View larger version (44K): [in this window] [in a new window]   Fig. 1. LPS profiles of strains grown in TY medium, unless otherwise indicated. (A) Lane 1, HH103-1; lane 2, SVQ295; lane 3, SVQ295(pMUS509); lane 4, SVQ295(pJN382A); lane 5, SVQ295; lane 6, SVQ295(pCOS110). (B) Lane 1, HH103-1; lane 2, SVQ295; lane 3, SVQ295 (MMB medium supplemented with 0·5 mM AICA-riboside and thiamin); lane 4, SVQ295 (MMB medium supplemented with 0·1 mM AICA-riboside and thiamin); lane 5, SVQ295 (MMB medium supplemented with adenine and thiamin); lane 6, SVQ295 (TY medium supplemented with 0·5 mM AICA-riboside); lane 7, SVQ295 (TY medium supplemented with 0·1 mM AICA-riboside). (C) Lane 1, SVQ295; lane 2, SVQ526; lane 3, HH103-1.

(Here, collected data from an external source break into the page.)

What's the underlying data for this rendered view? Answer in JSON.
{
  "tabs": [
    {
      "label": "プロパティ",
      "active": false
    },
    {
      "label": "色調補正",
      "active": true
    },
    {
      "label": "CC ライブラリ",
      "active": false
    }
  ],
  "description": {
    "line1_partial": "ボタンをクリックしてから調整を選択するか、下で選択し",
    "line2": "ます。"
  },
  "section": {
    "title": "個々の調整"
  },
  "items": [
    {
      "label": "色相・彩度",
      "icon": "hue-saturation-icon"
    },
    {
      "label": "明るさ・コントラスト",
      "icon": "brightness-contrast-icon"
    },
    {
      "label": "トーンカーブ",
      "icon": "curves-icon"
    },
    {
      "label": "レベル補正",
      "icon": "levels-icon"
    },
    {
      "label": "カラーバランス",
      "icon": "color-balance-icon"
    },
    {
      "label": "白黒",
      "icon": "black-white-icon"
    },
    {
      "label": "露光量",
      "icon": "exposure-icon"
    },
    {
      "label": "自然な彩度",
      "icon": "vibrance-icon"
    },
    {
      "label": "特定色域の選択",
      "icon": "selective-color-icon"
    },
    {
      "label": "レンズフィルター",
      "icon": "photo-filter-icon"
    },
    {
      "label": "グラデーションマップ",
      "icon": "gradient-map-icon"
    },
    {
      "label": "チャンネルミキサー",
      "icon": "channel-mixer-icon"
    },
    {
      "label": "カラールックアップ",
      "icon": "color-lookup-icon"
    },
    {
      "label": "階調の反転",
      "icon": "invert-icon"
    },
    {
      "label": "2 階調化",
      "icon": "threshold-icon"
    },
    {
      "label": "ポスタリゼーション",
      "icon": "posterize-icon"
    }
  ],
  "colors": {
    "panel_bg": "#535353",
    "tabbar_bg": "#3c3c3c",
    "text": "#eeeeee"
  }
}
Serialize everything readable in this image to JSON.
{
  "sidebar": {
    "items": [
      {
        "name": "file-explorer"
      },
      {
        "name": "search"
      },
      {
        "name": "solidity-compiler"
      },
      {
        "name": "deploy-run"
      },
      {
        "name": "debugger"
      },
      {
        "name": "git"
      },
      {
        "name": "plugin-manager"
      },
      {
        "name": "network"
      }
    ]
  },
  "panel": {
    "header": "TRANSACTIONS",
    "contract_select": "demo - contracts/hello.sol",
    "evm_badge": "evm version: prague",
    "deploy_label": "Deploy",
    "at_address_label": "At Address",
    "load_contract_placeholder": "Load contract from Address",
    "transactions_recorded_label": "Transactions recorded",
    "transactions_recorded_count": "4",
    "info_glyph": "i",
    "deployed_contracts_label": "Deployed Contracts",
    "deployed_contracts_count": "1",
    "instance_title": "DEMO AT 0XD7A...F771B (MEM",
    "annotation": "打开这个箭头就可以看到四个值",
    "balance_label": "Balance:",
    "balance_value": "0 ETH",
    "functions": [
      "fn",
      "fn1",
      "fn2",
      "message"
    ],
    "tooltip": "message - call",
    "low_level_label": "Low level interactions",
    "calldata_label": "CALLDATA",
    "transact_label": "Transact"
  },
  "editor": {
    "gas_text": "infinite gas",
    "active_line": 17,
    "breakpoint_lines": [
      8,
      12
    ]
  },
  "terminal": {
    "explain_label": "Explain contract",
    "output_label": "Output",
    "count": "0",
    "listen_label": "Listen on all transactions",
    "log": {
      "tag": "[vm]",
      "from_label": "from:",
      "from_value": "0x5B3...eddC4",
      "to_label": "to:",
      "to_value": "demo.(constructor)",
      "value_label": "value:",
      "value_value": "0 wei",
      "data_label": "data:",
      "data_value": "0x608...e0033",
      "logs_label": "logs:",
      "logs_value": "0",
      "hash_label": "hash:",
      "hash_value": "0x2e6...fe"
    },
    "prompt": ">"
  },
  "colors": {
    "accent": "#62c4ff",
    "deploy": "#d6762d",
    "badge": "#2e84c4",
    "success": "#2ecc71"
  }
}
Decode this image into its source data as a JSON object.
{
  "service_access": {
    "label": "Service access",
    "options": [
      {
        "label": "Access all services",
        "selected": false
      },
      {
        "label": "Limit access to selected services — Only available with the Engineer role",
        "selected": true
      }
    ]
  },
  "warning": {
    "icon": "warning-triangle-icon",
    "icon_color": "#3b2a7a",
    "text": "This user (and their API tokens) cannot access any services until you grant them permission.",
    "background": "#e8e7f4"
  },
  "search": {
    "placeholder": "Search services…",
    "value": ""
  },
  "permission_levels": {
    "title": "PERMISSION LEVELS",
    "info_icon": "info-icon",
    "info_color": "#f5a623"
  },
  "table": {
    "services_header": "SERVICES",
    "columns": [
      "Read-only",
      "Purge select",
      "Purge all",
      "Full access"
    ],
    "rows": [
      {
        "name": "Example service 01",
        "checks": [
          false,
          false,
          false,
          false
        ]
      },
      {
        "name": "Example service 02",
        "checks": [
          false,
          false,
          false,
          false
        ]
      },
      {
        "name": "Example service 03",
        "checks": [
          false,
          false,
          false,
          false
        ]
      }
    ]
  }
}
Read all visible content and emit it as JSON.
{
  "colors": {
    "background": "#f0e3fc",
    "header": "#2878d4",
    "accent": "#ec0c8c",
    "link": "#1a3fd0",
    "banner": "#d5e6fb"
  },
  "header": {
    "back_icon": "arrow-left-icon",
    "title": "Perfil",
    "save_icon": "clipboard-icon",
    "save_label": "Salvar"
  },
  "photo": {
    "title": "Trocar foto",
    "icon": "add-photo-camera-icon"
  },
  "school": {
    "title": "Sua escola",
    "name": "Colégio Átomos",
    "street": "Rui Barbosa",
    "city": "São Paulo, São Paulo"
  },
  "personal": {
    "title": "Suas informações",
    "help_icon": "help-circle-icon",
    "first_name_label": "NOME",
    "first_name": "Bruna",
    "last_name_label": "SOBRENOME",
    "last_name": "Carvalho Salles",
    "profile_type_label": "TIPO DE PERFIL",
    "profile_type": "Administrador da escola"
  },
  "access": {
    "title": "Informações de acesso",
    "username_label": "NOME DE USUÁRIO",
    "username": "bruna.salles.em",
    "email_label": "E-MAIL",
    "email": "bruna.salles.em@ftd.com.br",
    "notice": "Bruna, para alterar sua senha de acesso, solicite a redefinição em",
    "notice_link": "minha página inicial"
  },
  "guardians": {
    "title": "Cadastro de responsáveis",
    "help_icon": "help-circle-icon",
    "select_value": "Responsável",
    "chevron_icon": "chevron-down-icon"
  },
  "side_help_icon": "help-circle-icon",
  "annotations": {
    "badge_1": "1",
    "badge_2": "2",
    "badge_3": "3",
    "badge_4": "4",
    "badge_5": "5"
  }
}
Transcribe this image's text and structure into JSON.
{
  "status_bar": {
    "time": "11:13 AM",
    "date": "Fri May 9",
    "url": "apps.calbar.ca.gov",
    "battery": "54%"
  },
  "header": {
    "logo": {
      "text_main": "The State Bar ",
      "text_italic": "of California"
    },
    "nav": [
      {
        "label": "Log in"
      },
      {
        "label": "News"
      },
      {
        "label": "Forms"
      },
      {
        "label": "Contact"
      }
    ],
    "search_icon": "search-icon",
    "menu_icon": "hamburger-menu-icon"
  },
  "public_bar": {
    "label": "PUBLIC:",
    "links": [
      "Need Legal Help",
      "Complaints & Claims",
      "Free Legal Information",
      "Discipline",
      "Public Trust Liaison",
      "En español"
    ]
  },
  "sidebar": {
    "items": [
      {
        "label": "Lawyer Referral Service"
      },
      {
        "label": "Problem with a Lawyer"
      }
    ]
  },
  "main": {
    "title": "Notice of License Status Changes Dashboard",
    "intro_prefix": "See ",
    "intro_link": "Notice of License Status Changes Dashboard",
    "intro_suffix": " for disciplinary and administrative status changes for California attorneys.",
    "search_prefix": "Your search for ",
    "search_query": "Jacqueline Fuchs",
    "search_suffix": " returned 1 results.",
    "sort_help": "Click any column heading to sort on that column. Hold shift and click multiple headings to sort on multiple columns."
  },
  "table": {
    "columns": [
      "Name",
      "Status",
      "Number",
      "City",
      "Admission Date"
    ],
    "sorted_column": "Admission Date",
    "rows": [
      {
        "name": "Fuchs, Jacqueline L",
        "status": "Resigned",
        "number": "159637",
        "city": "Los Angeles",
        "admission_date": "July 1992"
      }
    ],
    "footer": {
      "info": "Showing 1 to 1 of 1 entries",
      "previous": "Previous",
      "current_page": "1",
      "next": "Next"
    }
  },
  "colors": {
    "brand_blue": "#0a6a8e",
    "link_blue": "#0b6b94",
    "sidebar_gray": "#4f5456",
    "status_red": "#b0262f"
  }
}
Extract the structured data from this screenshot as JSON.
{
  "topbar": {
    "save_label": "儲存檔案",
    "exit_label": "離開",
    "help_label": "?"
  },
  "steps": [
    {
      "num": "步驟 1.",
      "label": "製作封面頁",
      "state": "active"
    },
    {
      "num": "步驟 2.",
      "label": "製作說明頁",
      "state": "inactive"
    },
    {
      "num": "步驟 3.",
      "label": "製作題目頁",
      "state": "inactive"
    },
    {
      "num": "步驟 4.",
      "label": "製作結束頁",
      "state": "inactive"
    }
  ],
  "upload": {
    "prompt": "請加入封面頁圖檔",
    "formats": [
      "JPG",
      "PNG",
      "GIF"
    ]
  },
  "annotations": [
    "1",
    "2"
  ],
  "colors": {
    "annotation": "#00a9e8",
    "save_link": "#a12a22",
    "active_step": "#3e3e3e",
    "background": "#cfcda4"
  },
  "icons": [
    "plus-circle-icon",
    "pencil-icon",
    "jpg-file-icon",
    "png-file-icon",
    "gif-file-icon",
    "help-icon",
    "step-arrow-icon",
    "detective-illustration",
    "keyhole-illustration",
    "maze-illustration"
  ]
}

View larger version (20K): [in this window] [in a new window]   Fig. 2. 1H-NMR spectra (500 MHz) obtained for the capsular polysaccharide from S. fredii HH103 (A) and SVQ295 (B).

Although the doubling time of SVQ295 cultures grown in the presence of AICA-riboside is longer (approx. 9 h) than that in the presence of adenine (approx. 5 h), both bacterial cultures (with AICA-riboside or adenine) reached the same OD₆₆₀ after 6 days of incubation (5x10⁸ bacteria ml^-1). Inoculation of MMB medium supplemented with adenine or AICA-riboside with SVQ295 previously grown in the presence of AICA-riboside showed again that bacteria grew faster in the presence of adenine than in the presence of AICA-riboside (data not shown). Mutant SVQ295 and its parental strain HH103-1 showed the same doubling time (135 min) in complete TY medium. The presence of adenine or AICA-riboside in SVQ295 cultures did not restore the wild-type LPS electrophoretic profile (Fig. 1B).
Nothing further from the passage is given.